In general, the host cannot directly access device variables, and the device cannot directly access host variables. There is one exception to this rule: zero-copy memory. Both the host and device can access zero-copy memory.
GPU threads can directly access zero-copy memory. There are several advantages to using zero-copy memory in CUDA kernels, such as:
➤ Leveraging host memory when there is insufficient device memory
➤ Avoiding explicit data transfer between the host and device
➤ Improving PCIe transfer rates
When using zero-copy memory to share data between the host and device, you must synchronize memory accesses across the host and device. Modifying data in zero-copy memory from both the host and device at the same time will result in undefned behavior.
There are two common categories of heterogeneous computing system architectures: Integrated and discrete.
In integrated architectures, CPUs and GPUs are fused onto a single die and physically share main memory. In this architecture, zero-copy memory is more likely to benefit both performance and programmability because no copies over the PCIe bus are necessary.

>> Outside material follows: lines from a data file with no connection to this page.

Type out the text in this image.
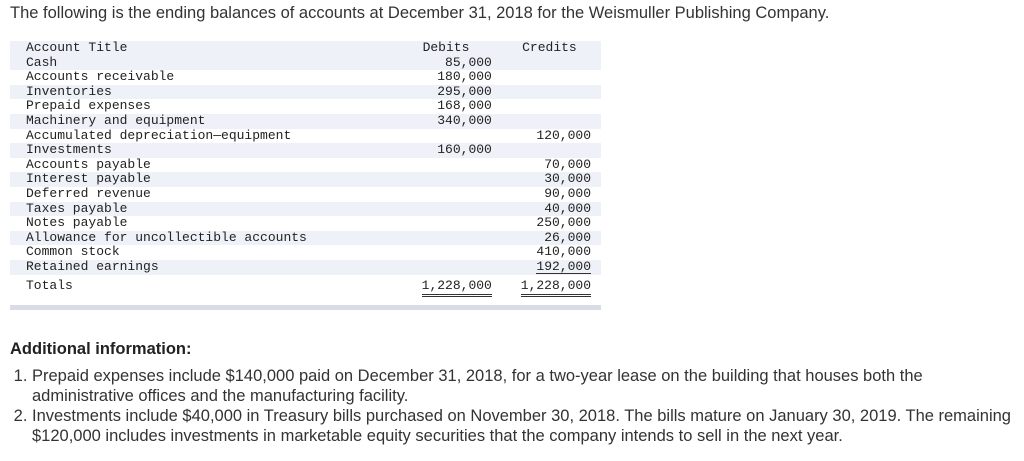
The following is the ending balances of accounts at December 31, 2018 for the Weismuller Publishing Company.
Account Title	Debits	Credits
Cash	85,000	
Accounts receivable	180,000	
Inventories	295,000	
Prepaid expenses	168,000	
Machinery and equipment	340,000	
Accumulated depreciation—equipment		120,000
Investments	160,000	
Accounts payable		70,000
Interest payable		30,000
Deferred revenue		90,000
Taxes payable		40,000
Notes payable		250,000
Allowance for uncollectible accounts		26,000
Common stock		410,000
Retained earnings		192,000
Totals	1,228,000	1,228,000
Additional information:
1. Prepaid expenses include $140,000 paid on December 31, 2018, for a two-year lease on the building that houses both the administrative offices and the manufacturing facility.
2. Investments include $40,000 in Treasury bills purchased on November 30, 2018. The bills mature on January 30, 2019. The remaining $120,000 includes investments in marketable equity securities that the company intends to sell in the next year.
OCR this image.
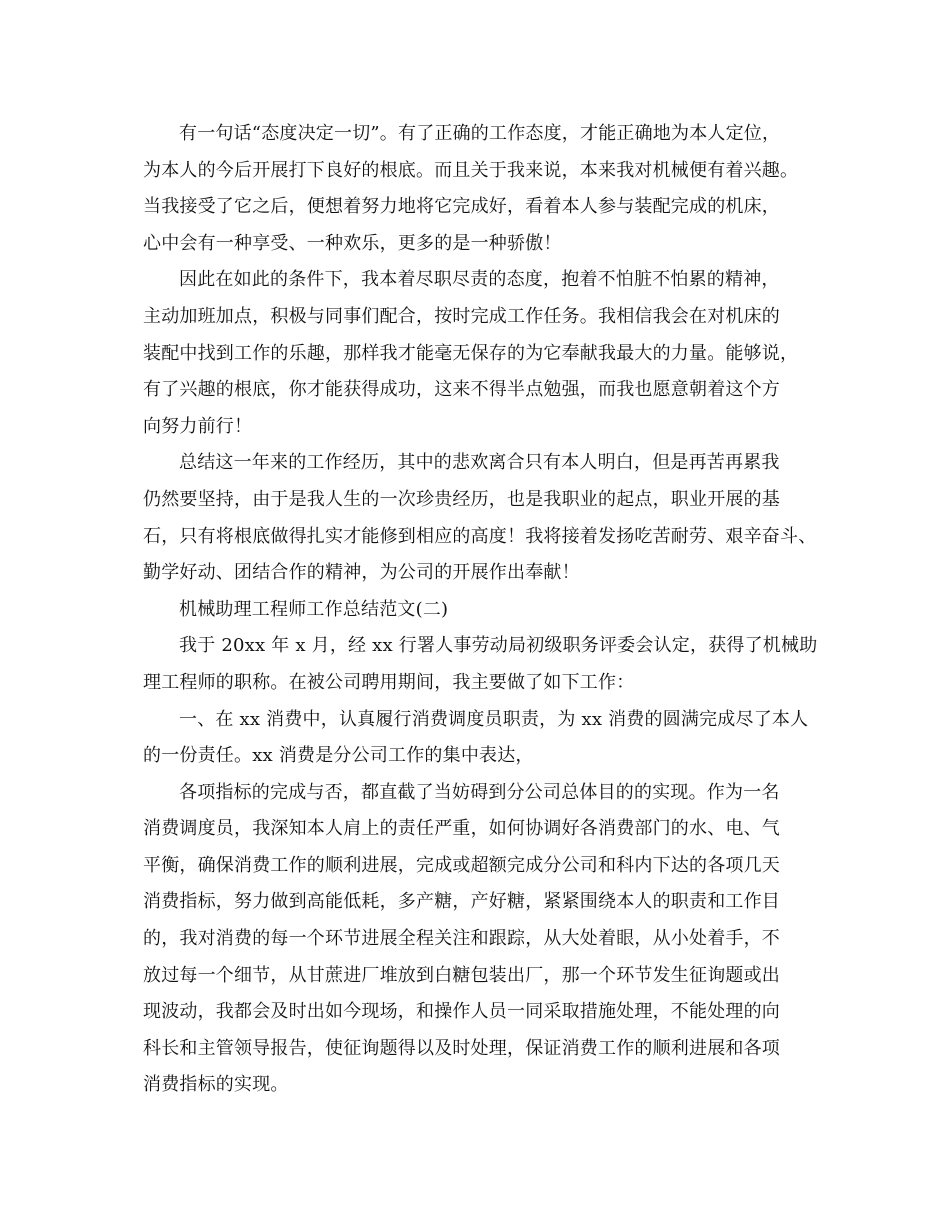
有一句话“态度决定一切”。有了正确的工作态度，才能正确地为本人定位，
为本人的今后开展打下良好的根底。而且关于我来说，本来我对机械便有着兴趣。
当我接受了它之后，便想着努力地将它完成好，看着本人参与装配完成的机床，
心中会有一种享受、一种欢乐，更多的是一种骄傲！
因此在如此的条件下，我本着尽职尽责的态度，抱着不怕脏不怕累的精神，
主动加班加点，积极与同事们配合，按时完成工作任务。我相信我会在对机床的
装配中找到工作的乐趣，那样我才能毫无保存的为它奉献我最大的力量。能够说，
有了兴趣的根底，你才能获得成功，这来不得半点勉强，而我也愿意朝着这个方
向努力前行！
总结这一年来的工作经历，其中的悲欢离合只有本人明白，但是再苦再累我
仍然要坚持，由于是我人生的一次珍贵经历，也是我职业的起点，职业开展的基
石，只有将根底做得扎实才能修到相应的高度！我将接着发扬吃苦耐劳、艰辛奋斗、
勤学好动、团结合作的精神，为公司的开展作出奉献！
机械助理工程师工作总结范文(二)
我于 20xx 年 x 月，经 xx 行署人事劳动局初级职务评委会认定，获得了机械助
理工程师的职称。在被公司聘用期间，我主要做了如下工作：
一、在 xx 消费中，认真履行消费调度员职责，为 xx 消费的圆满完成尽了本人
的一份责任。xx 消费是分公司工作的集中表达，
各项指标的完成与否，都直截了当妨碍到分公司总体目的的实现。作为一名
消费调度员，我深知本人肩上的责任严重，如何协调好各消费部门的水、电、气
平衡，确保消费工作的顺利进展，完成或超额完成分公司和科内下达的各项几天
消费指标，努力做到高能低耗，多产糖，产好糖，紧紧围绕本人的职责和工作目
的，我对消费的每一个环节进展全程关注和跟踪，从大处着眼，从小处着手，不
放过每一个细节，从甘蔗进厂堆放到白糖包装出厂，那一个环节发生征询题或出
现波动，我都会及时出如今现场，和操作人员一同采取措施处理，不能处理的向
科长和主管领导报告，使征询题得以及时处理，保证消费工作的顺利进展和各项
消费指标的实现。
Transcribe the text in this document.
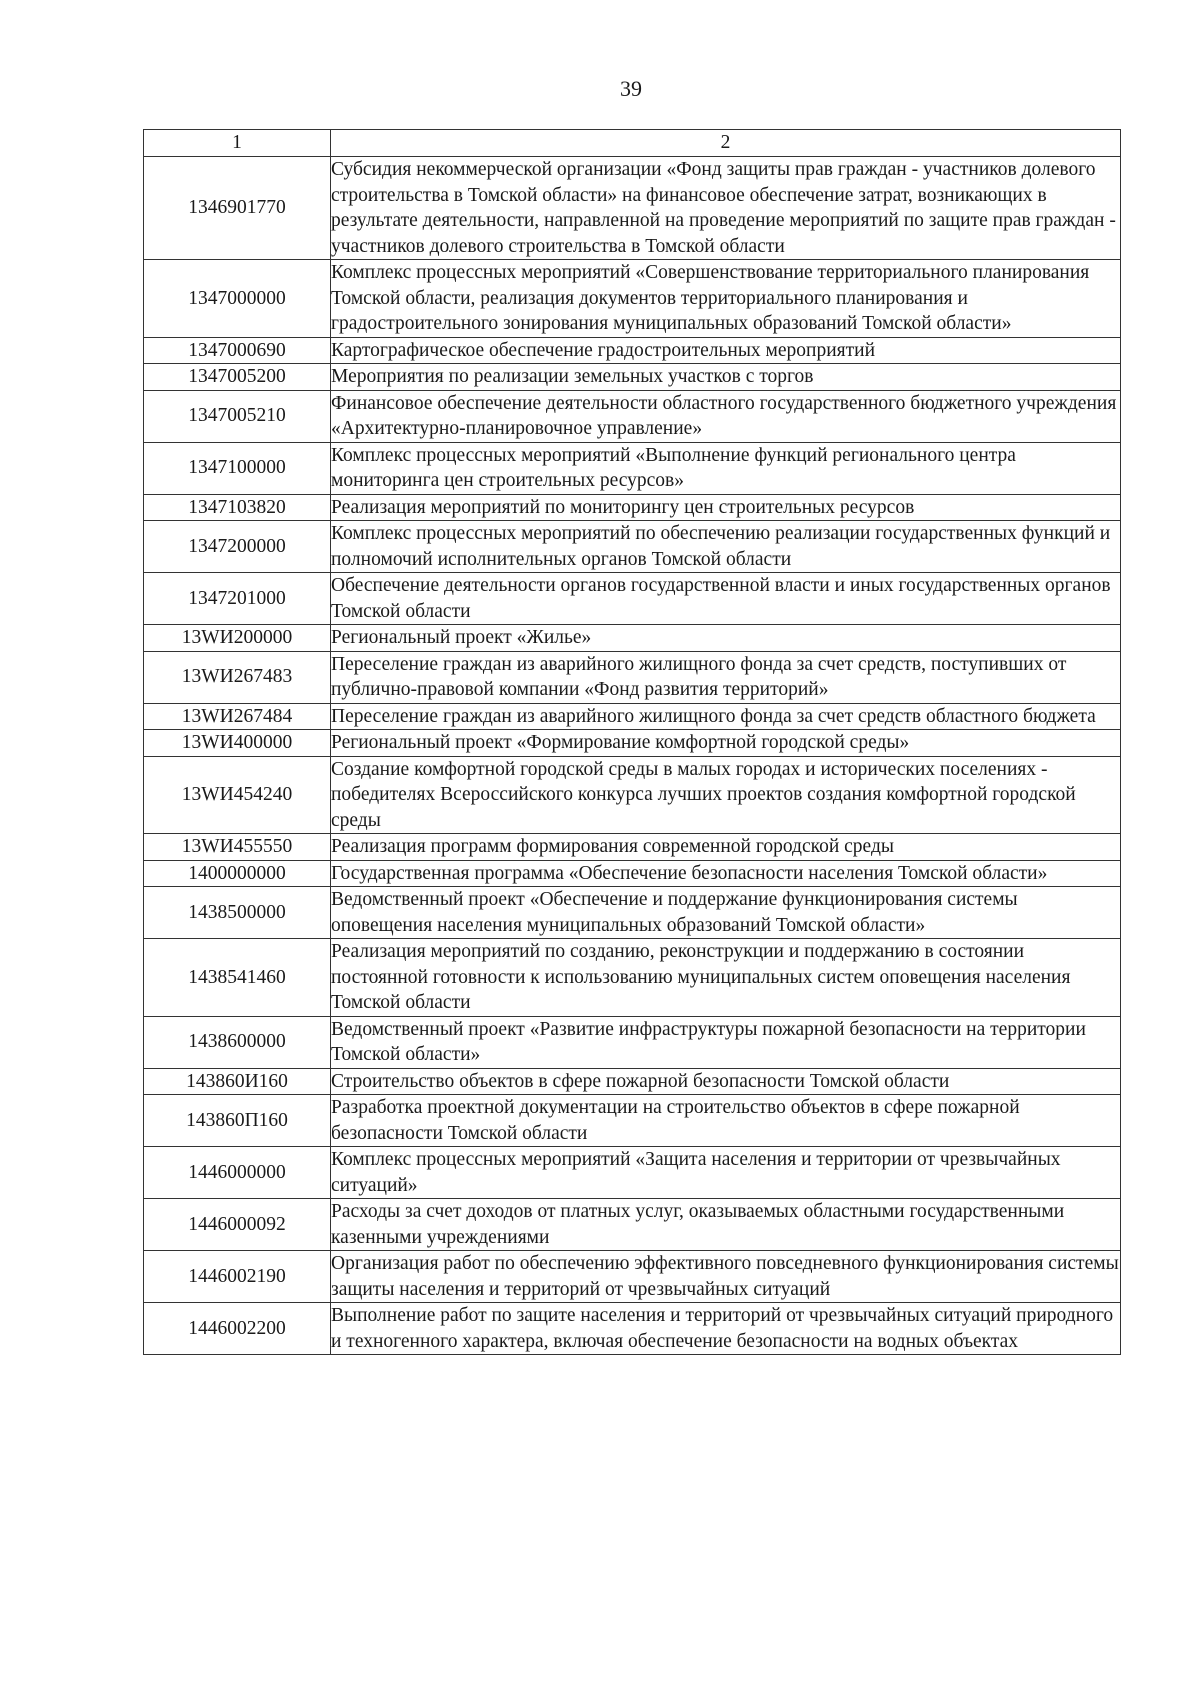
39
1	2
1346901770	Субсидия некоммерческой организации «Фонд защиты прав граждан - участников долевого строительства в Томской области» на финансовое обеспечение затрат, возникающих в результате деятельности, направленной на проведение мероприятий по защите прав граждан - участников долевого строительства в Томской области
1347000000	Комплекс процессных мероприятий «Совершенствование территориального планирования Томской области, реализация документов территориального планирования и градостроительного зонирования муниципальных образований Томской области»
1347000690	Картографическое обеспечение градостроительных мероприятий
1347005200	Мероприятия по реализации земельных участков с торгов
1347005210	Финансовое обеспечение деятельности областного государственного бюджетного учреждения «Архитектурно-планировочное управление»
1347100000	Комплекс процессных мероприятий «Выполнение функций регионального центра мониторинга цен строительных ресурсов»
1347103820	Реализация мероприятий по мониторингу цен строительных ресурсов
1347200000	Комплекс процессных мероприятий по обеспечению реализации государственных функций и полномочий исполнительных органов Томской области
1347201000	Обеспечение деятельности органов государственной власти и иных государственных органов Томской области
13WИ200000	Региональный проект «Жилье»
13WИ267483	Переселение граждан из аварийного жилищного фонда за счет средств, поступивших от публично-правовой компании «Фонд развития территорий»
13WИ267484	Переселение граждан из аварийного жилищного фонда за счет средств областного бюджета
13WИ400000	Региональный проект «Формирование комфортной городской среды»
13WИ454240	Создание комфортной городской среды в малых городах и исторических поселениях - победителях Всероссийского конкурса лучших проектов создания комфортной городской среды
13WИ455550	Реализация программ формирования современной городской среды
1400000000	Государственная программа «Обеспечение безопасности населения Томской области»
1438500000	Ведомственный проект «Обеспечение и поддержание функционирования системы оповещения населения муниципальных образований Томской области»
1438541460	Реализация мероприятий по созданию, реконструкции и поддержанию в состоянии постоянной готовности к использованию муниципальных систем оповещения населения Томской области
1438600000	Ведомственный проект «Развитие инфраструктуры пожарной безопасности на территории Томской области»
143860И160	Строительство объектов в сфере пожарной безопасности Томской области
143860П160	Разработка проектной документации на строительство объектов в сфере пожарной безопасности Томской области
1446000000	Комплекс процессных мероприятий «Защита населения и территории от чрезвычайных ситуаций»
1446000092	Расходы за счет доходов от платных услуг, оказываемых областными государственными казенными учреждениями
1446002190	Организация работ по обеспечению эффективного повседневного функционирования системы защиты населения и территорий от чрезвычайных ситуаций
1446002200	Выполнение работ по защите населения и территорий от чрезвычайных ситуаций природного и техногенного характера, включая обеспечение безопасности на водных объектах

For discrete systems with devices connected to the host via PCIe bus, zero-copy memory is advantageous only in special cases.
Because the mapped pinned memory is shared between the host and device, you must synchronize memory accesses to avoid any potential data hazards caused by multiple threads accessing the same memory location without synchronization.
Be careful to not overuse zero-copy memory. Device kernels that read from zero-copy memory can be very slow due to its high-latency.